I nodded, willing him on. But nothing. My date began to check out what was behind the bar and then what was behind me. “What sort of work do you do?” I asked. He didn’t seem to want to be here at all.
“I’m in marketing. For Mulberry.” His words were clipped and cold.
“Do you enjoy it?” I asked him.
He looked at me, having exhausted every available line of sight save the one immediately in front of him, and sighed. “Can I be honest with you?”
Here it was. He was going to confide that he’d had a shit day and was having trouble mustering enthusiasm for our date.
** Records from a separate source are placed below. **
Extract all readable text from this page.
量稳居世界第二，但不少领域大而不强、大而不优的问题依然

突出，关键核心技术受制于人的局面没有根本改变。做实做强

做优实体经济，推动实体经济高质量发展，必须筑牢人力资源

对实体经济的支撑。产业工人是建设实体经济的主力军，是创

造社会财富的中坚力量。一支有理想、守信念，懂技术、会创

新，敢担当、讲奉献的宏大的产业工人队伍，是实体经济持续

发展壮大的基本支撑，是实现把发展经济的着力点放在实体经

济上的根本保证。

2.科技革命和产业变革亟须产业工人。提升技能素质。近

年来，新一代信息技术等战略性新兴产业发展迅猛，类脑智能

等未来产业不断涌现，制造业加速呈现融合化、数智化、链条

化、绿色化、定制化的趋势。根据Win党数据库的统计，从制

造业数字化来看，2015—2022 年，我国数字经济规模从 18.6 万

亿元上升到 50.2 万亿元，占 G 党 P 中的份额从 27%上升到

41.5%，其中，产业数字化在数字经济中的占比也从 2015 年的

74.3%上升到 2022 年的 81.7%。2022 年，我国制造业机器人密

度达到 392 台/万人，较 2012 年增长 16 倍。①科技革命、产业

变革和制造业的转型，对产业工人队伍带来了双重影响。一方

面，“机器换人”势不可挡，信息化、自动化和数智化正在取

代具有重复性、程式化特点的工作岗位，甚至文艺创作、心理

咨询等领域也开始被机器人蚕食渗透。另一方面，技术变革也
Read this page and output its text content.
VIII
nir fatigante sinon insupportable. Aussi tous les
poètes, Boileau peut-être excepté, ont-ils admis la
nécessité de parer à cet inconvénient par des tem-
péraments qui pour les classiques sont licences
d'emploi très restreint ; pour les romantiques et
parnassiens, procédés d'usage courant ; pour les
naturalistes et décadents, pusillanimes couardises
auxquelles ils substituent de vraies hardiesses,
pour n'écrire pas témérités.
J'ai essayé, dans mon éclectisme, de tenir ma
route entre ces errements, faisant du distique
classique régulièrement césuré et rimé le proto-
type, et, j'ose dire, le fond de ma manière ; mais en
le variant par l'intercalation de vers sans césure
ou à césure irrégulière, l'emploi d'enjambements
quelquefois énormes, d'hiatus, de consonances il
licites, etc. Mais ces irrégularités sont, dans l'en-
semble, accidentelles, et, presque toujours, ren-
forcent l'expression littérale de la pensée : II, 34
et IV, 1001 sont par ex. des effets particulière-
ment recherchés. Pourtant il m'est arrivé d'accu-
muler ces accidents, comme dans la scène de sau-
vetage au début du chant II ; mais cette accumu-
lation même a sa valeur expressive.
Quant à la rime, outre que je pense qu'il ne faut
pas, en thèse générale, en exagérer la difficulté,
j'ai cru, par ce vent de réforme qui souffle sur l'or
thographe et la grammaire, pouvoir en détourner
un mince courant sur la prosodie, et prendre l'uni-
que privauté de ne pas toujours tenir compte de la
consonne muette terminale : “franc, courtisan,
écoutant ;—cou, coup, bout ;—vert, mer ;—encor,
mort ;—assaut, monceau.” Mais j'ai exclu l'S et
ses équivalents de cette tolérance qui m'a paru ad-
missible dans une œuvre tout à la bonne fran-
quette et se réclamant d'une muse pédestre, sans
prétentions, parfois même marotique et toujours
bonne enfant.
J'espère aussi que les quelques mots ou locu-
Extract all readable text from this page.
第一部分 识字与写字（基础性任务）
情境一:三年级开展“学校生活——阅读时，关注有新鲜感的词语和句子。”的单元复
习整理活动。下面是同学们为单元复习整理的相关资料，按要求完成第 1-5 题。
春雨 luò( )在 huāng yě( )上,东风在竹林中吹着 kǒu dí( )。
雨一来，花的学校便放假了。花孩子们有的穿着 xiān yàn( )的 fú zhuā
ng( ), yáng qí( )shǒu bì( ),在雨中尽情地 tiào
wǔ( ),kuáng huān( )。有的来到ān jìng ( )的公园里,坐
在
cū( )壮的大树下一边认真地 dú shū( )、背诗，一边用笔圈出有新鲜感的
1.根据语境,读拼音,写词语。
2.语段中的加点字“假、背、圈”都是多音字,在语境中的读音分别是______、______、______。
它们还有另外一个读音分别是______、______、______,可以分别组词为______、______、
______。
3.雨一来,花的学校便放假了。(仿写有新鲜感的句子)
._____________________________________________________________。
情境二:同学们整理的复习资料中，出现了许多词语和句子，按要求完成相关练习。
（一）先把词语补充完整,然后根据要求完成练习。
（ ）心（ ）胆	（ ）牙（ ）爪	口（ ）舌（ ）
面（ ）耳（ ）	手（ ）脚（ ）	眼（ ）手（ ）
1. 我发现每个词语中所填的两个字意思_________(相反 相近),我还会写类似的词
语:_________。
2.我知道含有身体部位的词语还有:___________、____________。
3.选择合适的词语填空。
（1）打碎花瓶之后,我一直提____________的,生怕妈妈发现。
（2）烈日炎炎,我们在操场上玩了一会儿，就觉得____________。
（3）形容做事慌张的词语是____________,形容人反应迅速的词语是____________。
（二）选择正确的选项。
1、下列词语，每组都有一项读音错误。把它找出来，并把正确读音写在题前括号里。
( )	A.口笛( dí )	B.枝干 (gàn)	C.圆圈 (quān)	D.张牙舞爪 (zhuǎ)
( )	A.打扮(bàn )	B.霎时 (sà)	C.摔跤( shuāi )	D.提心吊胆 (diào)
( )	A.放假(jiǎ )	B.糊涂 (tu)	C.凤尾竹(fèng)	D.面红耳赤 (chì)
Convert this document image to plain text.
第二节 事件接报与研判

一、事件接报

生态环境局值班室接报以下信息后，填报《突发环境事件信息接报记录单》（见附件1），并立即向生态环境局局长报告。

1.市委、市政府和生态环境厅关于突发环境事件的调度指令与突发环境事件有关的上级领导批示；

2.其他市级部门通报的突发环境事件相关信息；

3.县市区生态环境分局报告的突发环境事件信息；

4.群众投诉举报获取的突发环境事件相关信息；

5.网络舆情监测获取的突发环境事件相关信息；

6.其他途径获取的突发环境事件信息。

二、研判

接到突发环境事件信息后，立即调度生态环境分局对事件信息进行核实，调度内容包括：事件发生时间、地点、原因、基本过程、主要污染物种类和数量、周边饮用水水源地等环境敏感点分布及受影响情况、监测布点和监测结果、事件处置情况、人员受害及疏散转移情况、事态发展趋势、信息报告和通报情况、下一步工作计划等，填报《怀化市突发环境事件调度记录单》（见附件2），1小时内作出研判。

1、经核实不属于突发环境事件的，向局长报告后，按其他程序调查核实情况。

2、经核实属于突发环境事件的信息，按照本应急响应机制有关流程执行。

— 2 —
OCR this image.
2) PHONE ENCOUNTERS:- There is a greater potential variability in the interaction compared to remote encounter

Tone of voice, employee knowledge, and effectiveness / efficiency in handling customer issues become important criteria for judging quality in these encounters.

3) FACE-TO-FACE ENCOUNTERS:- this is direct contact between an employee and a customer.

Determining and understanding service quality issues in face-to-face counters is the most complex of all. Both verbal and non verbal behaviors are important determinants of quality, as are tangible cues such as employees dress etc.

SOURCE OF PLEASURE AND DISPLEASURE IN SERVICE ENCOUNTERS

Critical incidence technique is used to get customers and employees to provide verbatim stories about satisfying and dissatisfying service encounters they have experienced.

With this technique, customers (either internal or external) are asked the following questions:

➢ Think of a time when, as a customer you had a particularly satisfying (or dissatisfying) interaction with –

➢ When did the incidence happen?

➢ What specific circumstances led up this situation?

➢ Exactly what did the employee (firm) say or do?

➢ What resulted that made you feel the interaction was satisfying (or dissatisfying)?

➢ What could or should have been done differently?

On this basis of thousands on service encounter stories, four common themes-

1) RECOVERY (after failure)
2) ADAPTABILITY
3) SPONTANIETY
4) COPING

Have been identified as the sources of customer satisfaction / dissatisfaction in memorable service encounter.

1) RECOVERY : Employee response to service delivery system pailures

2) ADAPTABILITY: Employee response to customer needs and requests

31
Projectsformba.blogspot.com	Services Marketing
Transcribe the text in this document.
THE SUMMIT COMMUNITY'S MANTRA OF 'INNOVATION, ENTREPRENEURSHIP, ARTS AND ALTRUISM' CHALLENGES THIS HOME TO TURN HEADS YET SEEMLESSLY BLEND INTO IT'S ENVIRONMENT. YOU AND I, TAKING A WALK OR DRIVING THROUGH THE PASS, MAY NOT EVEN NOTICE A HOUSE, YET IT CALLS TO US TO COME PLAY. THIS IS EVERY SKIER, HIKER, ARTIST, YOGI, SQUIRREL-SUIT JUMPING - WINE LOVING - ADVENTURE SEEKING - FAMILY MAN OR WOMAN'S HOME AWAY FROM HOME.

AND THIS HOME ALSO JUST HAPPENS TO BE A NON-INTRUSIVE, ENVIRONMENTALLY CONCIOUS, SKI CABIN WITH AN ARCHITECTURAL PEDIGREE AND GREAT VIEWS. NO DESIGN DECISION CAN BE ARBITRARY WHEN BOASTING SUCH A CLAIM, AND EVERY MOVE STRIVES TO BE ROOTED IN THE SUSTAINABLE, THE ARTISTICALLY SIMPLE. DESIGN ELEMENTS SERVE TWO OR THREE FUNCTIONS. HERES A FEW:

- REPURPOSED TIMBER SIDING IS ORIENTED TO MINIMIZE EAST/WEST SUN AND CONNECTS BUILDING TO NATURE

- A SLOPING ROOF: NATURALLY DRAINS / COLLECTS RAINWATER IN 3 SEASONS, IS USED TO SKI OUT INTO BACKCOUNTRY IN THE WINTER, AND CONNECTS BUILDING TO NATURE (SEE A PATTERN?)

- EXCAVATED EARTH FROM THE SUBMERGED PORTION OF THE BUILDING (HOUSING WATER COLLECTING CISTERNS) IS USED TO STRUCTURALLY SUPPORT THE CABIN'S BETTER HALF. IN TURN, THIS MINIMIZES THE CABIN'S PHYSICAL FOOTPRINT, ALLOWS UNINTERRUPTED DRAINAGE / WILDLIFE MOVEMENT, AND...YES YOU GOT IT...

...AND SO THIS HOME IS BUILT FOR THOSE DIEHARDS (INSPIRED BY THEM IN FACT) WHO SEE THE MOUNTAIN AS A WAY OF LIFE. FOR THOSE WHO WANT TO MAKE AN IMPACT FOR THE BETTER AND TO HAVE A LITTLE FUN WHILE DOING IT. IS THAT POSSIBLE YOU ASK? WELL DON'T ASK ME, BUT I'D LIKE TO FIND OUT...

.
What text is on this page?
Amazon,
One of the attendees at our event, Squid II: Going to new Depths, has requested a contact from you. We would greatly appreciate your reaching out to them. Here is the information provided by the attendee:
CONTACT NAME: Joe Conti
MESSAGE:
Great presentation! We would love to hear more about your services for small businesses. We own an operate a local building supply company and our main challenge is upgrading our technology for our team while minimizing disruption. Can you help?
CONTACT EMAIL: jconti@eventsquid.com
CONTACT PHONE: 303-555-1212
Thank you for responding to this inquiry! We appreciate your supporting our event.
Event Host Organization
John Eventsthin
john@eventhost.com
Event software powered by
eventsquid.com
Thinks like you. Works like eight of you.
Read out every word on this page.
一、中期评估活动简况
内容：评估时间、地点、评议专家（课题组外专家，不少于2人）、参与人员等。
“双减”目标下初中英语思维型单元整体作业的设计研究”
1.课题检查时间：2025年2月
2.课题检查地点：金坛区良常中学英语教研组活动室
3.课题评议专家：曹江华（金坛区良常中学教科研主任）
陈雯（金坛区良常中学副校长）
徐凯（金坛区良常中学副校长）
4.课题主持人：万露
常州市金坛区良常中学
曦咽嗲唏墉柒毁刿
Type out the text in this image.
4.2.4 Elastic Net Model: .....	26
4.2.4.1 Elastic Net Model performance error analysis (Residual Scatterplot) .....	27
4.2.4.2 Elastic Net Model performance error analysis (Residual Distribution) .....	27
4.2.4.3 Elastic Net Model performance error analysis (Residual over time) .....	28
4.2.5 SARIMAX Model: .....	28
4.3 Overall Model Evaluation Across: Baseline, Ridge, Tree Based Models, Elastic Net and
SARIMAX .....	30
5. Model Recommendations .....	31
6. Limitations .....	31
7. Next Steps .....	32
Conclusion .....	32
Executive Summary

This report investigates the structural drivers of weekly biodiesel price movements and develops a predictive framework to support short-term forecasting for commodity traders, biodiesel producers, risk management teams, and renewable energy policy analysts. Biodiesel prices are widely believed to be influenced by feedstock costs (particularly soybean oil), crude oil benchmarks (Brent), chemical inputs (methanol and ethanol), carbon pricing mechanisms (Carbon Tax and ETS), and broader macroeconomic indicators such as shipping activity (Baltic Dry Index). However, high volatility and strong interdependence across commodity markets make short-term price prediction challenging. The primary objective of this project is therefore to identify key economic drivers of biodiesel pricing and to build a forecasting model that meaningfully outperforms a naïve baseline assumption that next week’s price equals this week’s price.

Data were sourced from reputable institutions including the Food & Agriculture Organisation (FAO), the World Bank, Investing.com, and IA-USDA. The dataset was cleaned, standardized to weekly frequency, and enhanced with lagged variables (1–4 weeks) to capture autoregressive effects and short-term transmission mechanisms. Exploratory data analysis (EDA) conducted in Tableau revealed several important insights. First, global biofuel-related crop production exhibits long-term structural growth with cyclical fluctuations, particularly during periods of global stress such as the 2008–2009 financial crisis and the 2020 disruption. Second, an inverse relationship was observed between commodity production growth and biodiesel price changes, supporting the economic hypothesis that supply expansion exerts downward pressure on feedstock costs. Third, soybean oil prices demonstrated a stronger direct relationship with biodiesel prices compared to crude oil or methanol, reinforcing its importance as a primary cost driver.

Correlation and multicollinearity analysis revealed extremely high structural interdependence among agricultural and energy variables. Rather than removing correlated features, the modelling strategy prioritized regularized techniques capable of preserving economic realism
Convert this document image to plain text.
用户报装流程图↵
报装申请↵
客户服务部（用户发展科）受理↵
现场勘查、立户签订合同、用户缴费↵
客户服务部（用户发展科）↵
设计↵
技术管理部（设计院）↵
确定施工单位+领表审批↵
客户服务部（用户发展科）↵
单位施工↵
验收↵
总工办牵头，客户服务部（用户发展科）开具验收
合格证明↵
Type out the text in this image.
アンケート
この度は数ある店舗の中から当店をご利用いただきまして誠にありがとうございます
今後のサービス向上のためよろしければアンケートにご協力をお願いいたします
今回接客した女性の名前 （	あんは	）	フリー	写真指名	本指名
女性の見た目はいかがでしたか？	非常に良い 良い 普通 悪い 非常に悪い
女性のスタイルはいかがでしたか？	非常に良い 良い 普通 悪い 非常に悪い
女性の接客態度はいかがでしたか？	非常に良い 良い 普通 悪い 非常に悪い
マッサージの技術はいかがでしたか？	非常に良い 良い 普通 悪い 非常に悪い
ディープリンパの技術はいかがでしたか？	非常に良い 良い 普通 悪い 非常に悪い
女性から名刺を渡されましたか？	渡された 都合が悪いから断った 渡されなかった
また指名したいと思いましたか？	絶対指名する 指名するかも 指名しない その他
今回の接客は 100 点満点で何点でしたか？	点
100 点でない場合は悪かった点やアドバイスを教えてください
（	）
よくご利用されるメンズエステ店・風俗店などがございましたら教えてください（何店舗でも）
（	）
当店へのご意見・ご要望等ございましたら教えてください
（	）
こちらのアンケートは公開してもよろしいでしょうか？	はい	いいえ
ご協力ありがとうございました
But that would put us in an excellent position, because I could be a wonderful listener while he relayed all his troubles.
“Of course,” I said. “Be as honest as you like. It’s the only way to be, as far as I’m concerned. ”
He slid off his seat and downed his glass of rye.
“This isn’t going to work out. You’re just not my type.
I go for . . . sexy girls and . . . you’re .
. . This feels like a waste of an evening.
I’m going to go.” He pulled out his wallet, left thirty pounds on the bar, and walked out. Just like that.
Heat crawled up my skin. When it reached my face, it was as if I were on fire.
Oh God. Oh God. Oh God.
I focused ahead, hoping stillness would help me disappear. If I made eye contact with another person, and saw confirmation that there were witnesses to what had just occurred here, I might never recover.
As the heat on my face mellowed, I realized I was gripping my glass a little too tightly. Slowly, I slid my almost-finished cocktail onto the bar. People around me seemed to be chatting, and I couldn’t swear to it, but no one seemed to be staring.
I sucked in a breath and tried to figure out what to do.
I hadn’t even had the chance to respond. Even if I had, I wouldn’t have known what to say. The guy couldn’t stand to make a bit of small talk and have a drink with me? Was I so hideous? Boring? Ridiculous?
I longed for the ease of the hospital, where social interactions were easy and low-stakes. Where I knew my role, thrived with purpose. I’d not felt as utterly hopeless as I did in this moment since the paramedics pulled me out of that ditch over a decade ago.
The barman came over and asked if I wanted another drink. What I wanted was some kind of magic button that could transport me from my stool to my bed. I settled on asking him for the bill. There was no way thirty pounds was going to cover both our drinks in a place like this.
I willed the barman to move at warp speed so I could leave as soon as possible.
But where would I go?
I was only two streets away from home. What I wanted to do was crawl between my sheets and eat cake, but Joshua would surely hear me come in.
I couldn’t face him, couldn’t tell him what just happened.
Maybe if I was quiet enough, I could slip in unnoticed.
I could text him at the two-hour mark and tell him I was too tired to debrief.
In the meantime, I could slip into bed with Netflix, a cupcake, and a lifetime’s humiliation.